Just before the meeting opened Thursday, Japanese Prime Minister Junichiro Koizumi agreed with the leaders of Thailand, Malaysia and the Philippines to open free trade agreement negotiations early next year.
Japan was also expected to sign a regional security pact with the 10-country Association of Southeast Asian Nations.
The summit, proposed by Koizumi after a Southeast Asian tour last year, marks the first time the ASEAN leaders have met outside of their region.
It is being seen by Japan -- which is not an ASEAN member -- as an opportunity to bolster its political and economic standing in the region amid an increasing challenge from China.
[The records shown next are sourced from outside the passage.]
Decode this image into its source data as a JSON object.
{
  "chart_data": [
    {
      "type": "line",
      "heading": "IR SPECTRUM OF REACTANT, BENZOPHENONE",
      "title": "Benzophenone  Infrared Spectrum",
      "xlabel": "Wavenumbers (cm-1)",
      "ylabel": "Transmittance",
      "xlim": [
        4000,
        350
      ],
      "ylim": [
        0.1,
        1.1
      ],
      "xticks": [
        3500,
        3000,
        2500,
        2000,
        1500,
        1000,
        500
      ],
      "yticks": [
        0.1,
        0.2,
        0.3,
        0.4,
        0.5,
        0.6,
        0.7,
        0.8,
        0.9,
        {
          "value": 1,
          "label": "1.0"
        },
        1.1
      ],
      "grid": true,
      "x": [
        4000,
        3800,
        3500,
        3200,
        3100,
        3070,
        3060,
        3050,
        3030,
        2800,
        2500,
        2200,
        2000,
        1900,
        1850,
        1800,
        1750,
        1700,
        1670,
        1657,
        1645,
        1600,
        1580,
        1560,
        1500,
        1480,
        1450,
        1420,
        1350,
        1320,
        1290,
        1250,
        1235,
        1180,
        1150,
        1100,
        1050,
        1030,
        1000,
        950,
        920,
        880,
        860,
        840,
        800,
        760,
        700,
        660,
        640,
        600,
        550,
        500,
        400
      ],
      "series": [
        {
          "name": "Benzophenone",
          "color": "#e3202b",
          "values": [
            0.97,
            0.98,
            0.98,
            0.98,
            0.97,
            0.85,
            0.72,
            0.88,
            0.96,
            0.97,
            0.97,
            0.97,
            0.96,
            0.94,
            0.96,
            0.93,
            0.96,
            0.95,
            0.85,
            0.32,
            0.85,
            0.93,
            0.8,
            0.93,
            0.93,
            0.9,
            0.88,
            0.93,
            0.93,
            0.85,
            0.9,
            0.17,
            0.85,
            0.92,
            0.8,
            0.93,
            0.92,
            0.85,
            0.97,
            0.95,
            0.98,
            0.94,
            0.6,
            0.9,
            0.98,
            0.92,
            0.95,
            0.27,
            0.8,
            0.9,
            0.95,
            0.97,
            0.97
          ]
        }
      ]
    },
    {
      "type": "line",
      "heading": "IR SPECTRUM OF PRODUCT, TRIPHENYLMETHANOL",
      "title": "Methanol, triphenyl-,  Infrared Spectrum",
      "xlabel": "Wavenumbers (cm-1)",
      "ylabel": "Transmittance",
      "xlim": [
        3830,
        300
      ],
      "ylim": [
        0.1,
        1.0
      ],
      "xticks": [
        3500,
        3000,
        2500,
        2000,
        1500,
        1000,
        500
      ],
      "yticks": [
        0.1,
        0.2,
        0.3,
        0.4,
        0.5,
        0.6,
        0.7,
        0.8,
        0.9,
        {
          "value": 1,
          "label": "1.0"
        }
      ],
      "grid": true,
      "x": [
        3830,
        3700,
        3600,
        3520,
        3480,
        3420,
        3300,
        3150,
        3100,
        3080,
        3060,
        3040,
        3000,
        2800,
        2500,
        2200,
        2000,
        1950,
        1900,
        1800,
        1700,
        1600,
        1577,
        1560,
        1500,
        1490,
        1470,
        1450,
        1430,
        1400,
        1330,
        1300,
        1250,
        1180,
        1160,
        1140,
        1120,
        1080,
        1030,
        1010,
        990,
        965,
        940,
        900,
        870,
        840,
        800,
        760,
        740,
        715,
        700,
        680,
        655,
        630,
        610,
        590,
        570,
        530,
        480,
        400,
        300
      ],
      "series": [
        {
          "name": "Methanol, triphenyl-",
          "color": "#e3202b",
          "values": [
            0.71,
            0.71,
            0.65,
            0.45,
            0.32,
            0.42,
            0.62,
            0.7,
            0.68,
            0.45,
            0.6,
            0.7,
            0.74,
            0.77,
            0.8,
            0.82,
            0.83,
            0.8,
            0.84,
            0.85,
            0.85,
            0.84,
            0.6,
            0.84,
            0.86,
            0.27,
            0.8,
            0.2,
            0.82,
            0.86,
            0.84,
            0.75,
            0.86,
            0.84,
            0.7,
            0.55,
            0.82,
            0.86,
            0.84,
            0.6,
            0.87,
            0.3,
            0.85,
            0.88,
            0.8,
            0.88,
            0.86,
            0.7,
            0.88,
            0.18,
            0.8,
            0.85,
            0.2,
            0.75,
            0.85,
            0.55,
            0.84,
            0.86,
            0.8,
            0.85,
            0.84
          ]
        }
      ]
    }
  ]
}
Koizumi was expected to sign ASEAN's non-aggression pact -- the 27-year-old Treaty of Amity and Cooperation in Southeast Asia -- by which countries pledge respect for each other's independence, sovereignty and territorial integrity.
He was also scheduled to meet with the leader of Myanmar's military regime and discuss Japan's concerns over the junta's treatment of pro-democracy leader Aung San Suu Kyi.
Japan had been Myanmar's largest aid donor, but its relations with Myanmar soured at an ASEAN summit in Bali in October, when Koizumi confronted Prime Minister Khin Nyunt on the detention of Suu Kyi, a Nobel Peace Prize laureate.
Japan suspended economic assistance in June after the military government detained Suu Kyi following a clash between her supporters and a pro-junta mob on May 30. In September she was transferred to house arrest at her lakeside villa in the capital, Yangon.
Japan is ASEAN's second-largest trading partner and investor, after the United States. The bloc's trade with Japan was worth an estimated 13.4 trillion yen (US$122.9 billion) in 2002. Japan supplied 60 percent of the region's overseas aid in 2001.
Despite the agreements Thursday to begin trade-opening negotiations, Japan has lagged behind in reaching such pacts, and difficulties were expected in the months ahead.
Japan's only trade liberalization pact to date has been with Singapore, a small Southeast Asian city-state that exports few of the agricultural goods that threaten Japan's politically powerful farmers.
Exploratory negotiations with Thailand -- Japan's eighth-largest export market -- ran into trouble over concerns that a surge in shipments of cheap Thai rice would overwhelm Japan's domestic producers.
Still, Koizumi has voiced hope that liberalizing trade would spur economic growth and boost reform at home.
In a joint statement issued Thursday with Thai Prime Minister Thaksin Shinawatra, Koizumi cited the additional pressures free trade would create for reform as one motive for negotiating an agreement.
ASEAN members are Brunei, Cambodia, Laos, Vietnam, Indonesia, the Philippines, Singapore, Myanmar, Malaysia and Thailand.